Zubeldía estava incontrolável. Ninguém sabia ao certo o que havia deixado o técnico irritado, mas o treino tinha sido interrompido e a decisão já estava tomada: ele renunciaria ao cargo no Lanús.

O vice-presidente do clube foi chamado às pressas.

– Não sei do que ele não gostou, se o gramado não estava bem cortado, se um reforço não tinha sido contratado. Nós nos fechamos numa sala com ele e o ajudante. Dissemos “Não, Luis, não pode ir!”. E não o deixamos sair da sala, ficamos ali trancado por três, quatro horas. Falamos com a sua esposa, falamos com todos. Estávamos no meio de um torneio. Falei “Luis, de jeito nenhum pode jogar essa bomba agora”. Depois de várias horas, ele se acalmou e ficou.

Alguns anos depois, também depois de um treino do Santos Laguna, do México, Zubeldía viu um dos zagueiros do time sozinho no banco, semblante triste.

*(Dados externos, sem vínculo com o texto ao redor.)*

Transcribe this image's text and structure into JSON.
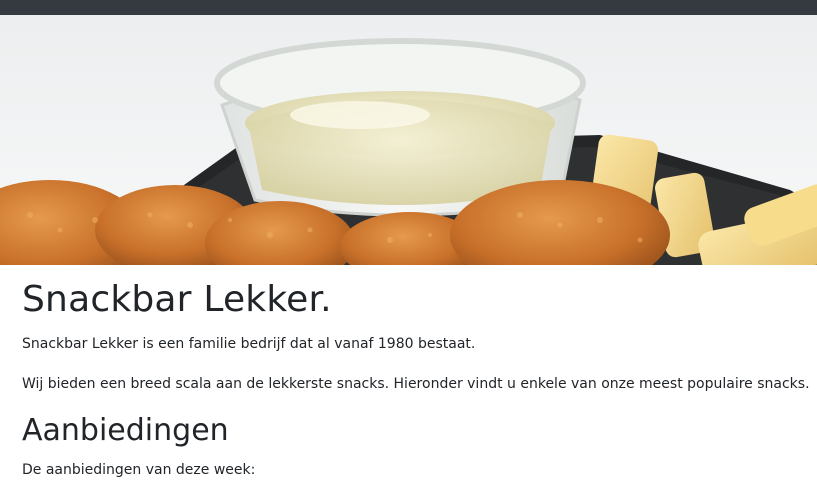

O técnico sentou-se ao lado e puxou conversa.

– Eu estava com uma situação pessoal complicada, um tema familiar que era algo muito delicado, um momento vulnerável meu. E depois do treinamento, ele ficou ali me escutando e compartilhando um momento muito especial. É uma pessoa que eu gosto muito e sou agradecido sempre. Não somente pelo que me deu como jogador, mas pelo que foi comigo como pessoa. Depois desse dia, tivemos conversas maravilhosas, ficávamos horas conversando.

As lembranças são do hoje presidente do Lanús, Luis Maria Chebel, e do zagueiro e capitão da equipe, Carlos Izquierdoz. Os dois, assim como torcedores, funcionários do clube e jornalistas, definem o hoje técnico do São Paulo da mesma forma: é um personagem intenso, talentoso, sensível, apaixonado.

O Esporte Espetacular foi à Argentina para conhecer as origens de três argentinos que brilham no São Paulo, no Corinthians e no Palmeiras. Luis Zubeldía é o primeiro.

Carreira abreviada e geração de craques
Zubeldía nasceu na região de La Pampa, a 600km de Buenos Aires, e chegou adolescente ao Lanús, o time grená da cidade de mesmo nome na Grande Buenos Aires e que se autointitula “El Club de Barrio Mas Grande del Mundo” (o maior clube de bairro do mundo). Como jogador, destacou-se cedo como um volante voluntarioso no campo, líder e com personalidade forte fora dele.

– Um jogador especial, muito técnico, e também com muita maturidade. Jogava como veterano, ordenava a equipe, era o meio-campista de equilíbrio – diz o jornalista Marcelo Calvente, um torcedor apaixonado que acompanha o Lanús há mais de 40 anos.

– Era excelente! Dos jogadores da sua geração era o melhor. Por técnica, por personalidade, diferente em todos os sentidos. Ele tinha 17 ou 18 anos e jogava como um jogador de 25 ou 30. Um líder natural dentro e fora do campo – define Chebel.

A qualidade e a pegada do jovem volante do Lanús chamaram atenção a ponto de ser convocado para as seleções de base da Argentina. Disputou o Mundial Sub-17 em 1997, foi convocado para a Sub-20 por José Pekerman e atuou com nomes históricos daquela geração como Burdisso, Ahumada, Maxi Rodríguez, Romagnoli e Saviola.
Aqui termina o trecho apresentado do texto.